Pompeo'nun eski Sovyet cumhuriyetleri gezisi
ABD Dışişleri Bakanı Mike Pompeo, geçtiğimiz günlerde müttefik Ukrayna'nın yanı sıra, Moskova'nın müttefiki sayılan Belarus, Kazakistan ve Özbekistan'a giderek her konuda desteğe hazır olduklarını söyledi. Köşe yazarları, ABD'nin bu geziyle diplomasi alanında Rusya'yla arasındaki farkı ne ölçüde kapatacağını tartışıyor.
Açık ve olumlu bir mesaj
Ukrayna eski dışişleri bakanlarından Vladimir Ogrisko, Novoye Vremya için yazdığı yazıda ABD dışişleri bakanının bazı eski Sovyet cumhuriyetlerini ziyaretinin, ABD'nin sahayı Moskova'ya bırakmak istemediğinin göstergesi olduğunu belirtiyor:
“Amerikan diplomasisinin bu ülkelere vermeye çalıştığı bir mesaj bu: Toplum ve ülke olarak daha uygar hükümet biçimlerine geçmek istemeniz halinde yardım ve desteğimize güvenebilirsiniz! ... Amerikalılar aksi halde Vladimir Putin'in SSCB'yi yeniden inşa etme hayalinin gerçeğe dönüşebileceğini anlamaya başladı. Amerika'da bunun nihayet anlaşıldığını görmek sevindirici, zira Batı Avrupalı ortaklarımız, bilhassa da Avrupa Konseyi Parlamenter Meclisi AKPM Amerikalıların aksine hala Rusya'nın ikna edilebileceği, hatta Rusya'yı anlayabileceği görüşünde.”

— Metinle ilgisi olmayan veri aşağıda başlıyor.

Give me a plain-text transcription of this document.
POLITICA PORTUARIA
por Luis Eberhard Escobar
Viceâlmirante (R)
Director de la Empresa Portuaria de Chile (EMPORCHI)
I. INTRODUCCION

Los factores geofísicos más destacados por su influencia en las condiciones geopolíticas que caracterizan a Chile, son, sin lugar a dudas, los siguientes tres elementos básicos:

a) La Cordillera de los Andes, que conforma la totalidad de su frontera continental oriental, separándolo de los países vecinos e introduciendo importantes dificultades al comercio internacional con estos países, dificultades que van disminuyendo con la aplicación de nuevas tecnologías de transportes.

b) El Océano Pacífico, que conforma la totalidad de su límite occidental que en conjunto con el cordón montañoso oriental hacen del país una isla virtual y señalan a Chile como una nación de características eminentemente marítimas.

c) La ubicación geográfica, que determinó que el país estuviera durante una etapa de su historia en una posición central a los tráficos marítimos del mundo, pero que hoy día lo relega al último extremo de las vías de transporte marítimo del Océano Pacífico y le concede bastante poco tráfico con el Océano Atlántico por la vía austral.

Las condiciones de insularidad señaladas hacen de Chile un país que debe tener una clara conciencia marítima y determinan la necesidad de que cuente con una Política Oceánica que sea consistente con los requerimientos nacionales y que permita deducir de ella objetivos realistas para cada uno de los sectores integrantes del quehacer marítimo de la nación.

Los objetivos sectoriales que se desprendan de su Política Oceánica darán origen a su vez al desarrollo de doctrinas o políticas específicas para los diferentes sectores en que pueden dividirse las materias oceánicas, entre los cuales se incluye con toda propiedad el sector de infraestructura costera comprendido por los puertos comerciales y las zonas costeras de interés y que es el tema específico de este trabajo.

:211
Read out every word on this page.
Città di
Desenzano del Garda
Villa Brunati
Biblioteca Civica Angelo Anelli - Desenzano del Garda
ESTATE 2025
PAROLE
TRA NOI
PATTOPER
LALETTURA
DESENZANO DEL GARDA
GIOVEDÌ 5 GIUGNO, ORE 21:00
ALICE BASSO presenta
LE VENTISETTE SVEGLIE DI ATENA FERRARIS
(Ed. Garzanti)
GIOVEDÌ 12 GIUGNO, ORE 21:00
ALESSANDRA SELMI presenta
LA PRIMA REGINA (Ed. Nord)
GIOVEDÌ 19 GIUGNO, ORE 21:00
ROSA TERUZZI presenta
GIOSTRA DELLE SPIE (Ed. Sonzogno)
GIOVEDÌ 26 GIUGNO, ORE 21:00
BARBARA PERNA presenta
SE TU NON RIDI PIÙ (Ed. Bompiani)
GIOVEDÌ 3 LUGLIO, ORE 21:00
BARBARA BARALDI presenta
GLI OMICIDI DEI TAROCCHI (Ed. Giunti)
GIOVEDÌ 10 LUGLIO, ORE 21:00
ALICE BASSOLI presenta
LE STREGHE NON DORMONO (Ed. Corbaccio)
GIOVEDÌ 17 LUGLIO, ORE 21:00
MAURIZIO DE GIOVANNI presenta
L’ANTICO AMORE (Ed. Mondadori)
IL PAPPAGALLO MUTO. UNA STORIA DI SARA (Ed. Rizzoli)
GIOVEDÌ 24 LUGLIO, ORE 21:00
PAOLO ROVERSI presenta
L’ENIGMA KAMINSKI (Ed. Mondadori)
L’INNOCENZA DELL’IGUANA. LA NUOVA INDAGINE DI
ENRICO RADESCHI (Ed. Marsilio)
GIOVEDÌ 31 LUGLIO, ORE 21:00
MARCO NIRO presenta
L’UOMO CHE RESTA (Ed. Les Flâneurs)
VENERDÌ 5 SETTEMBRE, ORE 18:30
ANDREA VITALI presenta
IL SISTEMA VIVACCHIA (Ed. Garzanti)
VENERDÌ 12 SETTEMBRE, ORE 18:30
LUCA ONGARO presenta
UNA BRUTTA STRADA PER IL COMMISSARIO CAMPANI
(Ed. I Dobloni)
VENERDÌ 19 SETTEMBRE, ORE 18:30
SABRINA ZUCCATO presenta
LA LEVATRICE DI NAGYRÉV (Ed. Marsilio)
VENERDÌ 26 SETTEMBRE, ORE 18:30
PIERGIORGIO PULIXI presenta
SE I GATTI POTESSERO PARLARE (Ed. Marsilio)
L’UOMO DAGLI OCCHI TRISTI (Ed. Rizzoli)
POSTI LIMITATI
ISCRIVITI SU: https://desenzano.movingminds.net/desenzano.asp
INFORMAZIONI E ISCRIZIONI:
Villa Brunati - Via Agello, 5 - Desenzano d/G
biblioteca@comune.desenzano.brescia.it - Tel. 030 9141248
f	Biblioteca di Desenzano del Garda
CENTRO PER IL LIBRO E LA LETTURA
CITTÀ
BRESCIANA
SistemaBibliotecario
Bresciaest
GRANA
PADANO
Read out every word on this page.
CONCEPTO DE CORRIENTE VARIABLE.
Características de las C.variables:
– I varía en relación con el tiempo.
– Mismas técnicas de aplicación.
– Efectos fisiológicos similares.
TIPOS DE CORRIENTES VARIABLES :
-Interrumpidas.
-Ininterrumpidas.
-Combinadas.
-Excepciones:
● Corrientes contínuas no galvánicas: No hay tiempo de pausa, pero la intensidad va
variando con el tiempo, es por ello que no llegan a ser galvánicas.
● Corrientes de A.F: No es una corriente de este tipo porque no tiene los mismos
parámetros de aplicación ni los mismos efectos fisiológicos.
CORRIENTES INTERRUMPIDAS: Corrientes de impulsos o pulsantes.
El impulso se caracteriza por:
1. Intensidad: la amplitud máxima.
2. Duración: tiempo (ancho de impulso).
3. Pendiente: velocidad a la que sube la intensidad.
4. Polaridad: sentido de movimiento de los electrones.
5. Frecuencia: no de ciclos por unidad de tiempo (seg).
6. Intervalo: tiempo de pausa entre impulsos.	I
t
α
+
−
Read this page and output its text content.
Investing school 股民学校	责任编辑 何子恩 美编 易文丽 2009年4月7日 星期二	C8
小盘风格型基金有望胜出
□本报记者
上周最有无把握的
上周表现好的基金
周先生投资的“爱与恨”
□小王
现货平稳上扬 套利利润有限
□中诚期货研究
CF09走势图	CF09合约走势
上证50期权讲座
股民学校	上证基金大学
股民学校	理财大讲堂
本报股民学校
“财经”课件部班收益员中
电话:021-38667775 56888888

Belarus artık petrolü ABD'den mi alacak?
Ria Novosti, Pompeo'nun Belarus Cumhuriyeti'ne yaptığı ziyaretin Moskova ile Minsk yönetimleri arasındaki ilişkilerin gergin bir dönemine rastladığına dikkat çekiyor:
“Böyle bir durumda ABD dışişleri bakanının, 'yüzün Batı'ya dönülmesi durumunda' kimi ikramiyeler vaat etmesi son derece mantıklı. Nitekim Pompeo, ABD'li üreticilerin Belarus'a 'yüzde 100 oranında' enerji kaynağı sağlayabileceğini vurgulayarak tam da bunu yaptı. Ancak bir kısıt da getirdi: Rekabetçi fiyatlara. ABD'nin Rusya'yla farkı da burada belli oluyor, zira Belarus yönetimi Rus meslektaşlarından piyasa fiyatlarında satın alma yapmak istemiyor. ... Şimdi bu gibi vaatlerin ve Pompeo'nun günün birinde [Belarus'a yönelik] ABD ambargosunun kaldırılması yönünde emareler olduğuna ilişkin tuhaf açıklamasının Lukaşenko'ya ne kadar cazip göründüğünü bekleyip görmek gerekecek.”
Moskova'yla bağlar çok güçlü
Litvanya Dışişleri Bakanı Linas Linkevičius, 3-5 Şubat arasında Belarus'u ziyaret ediyor. Vilnius Üniversitesi, uluslararası ilişkiler öğretim görevlisi Vytis Jurkonis, Lrt'deki yazısında, her iki yakınlaşma çabasının da meyve vermeyeceğini söylüyor:
“Bütün bunlar Belarus'un bağımsızlığını ve egemenliğini ancak hükümetin tehditlerden söz etmekle kalmayıp bir şeyler yapması durumunda güçlendirir. Şimdiye kadar bunun bir örneği yok, ama Kremlin'in gözüne girme çabaları bol miktarda mevcut. ... Minsk için kötü haber, güven kredisi bir kez bittiğinde böyle fırsatın bir daha ele geçmeyeceği. Batı dünyası için iyi bir haber ise, 'bu yeni çabanın' bedelinin çok yüksek olmaması ve Minsk'in de eline bir fırsat verildiğini söyleyebilecek olmamız.”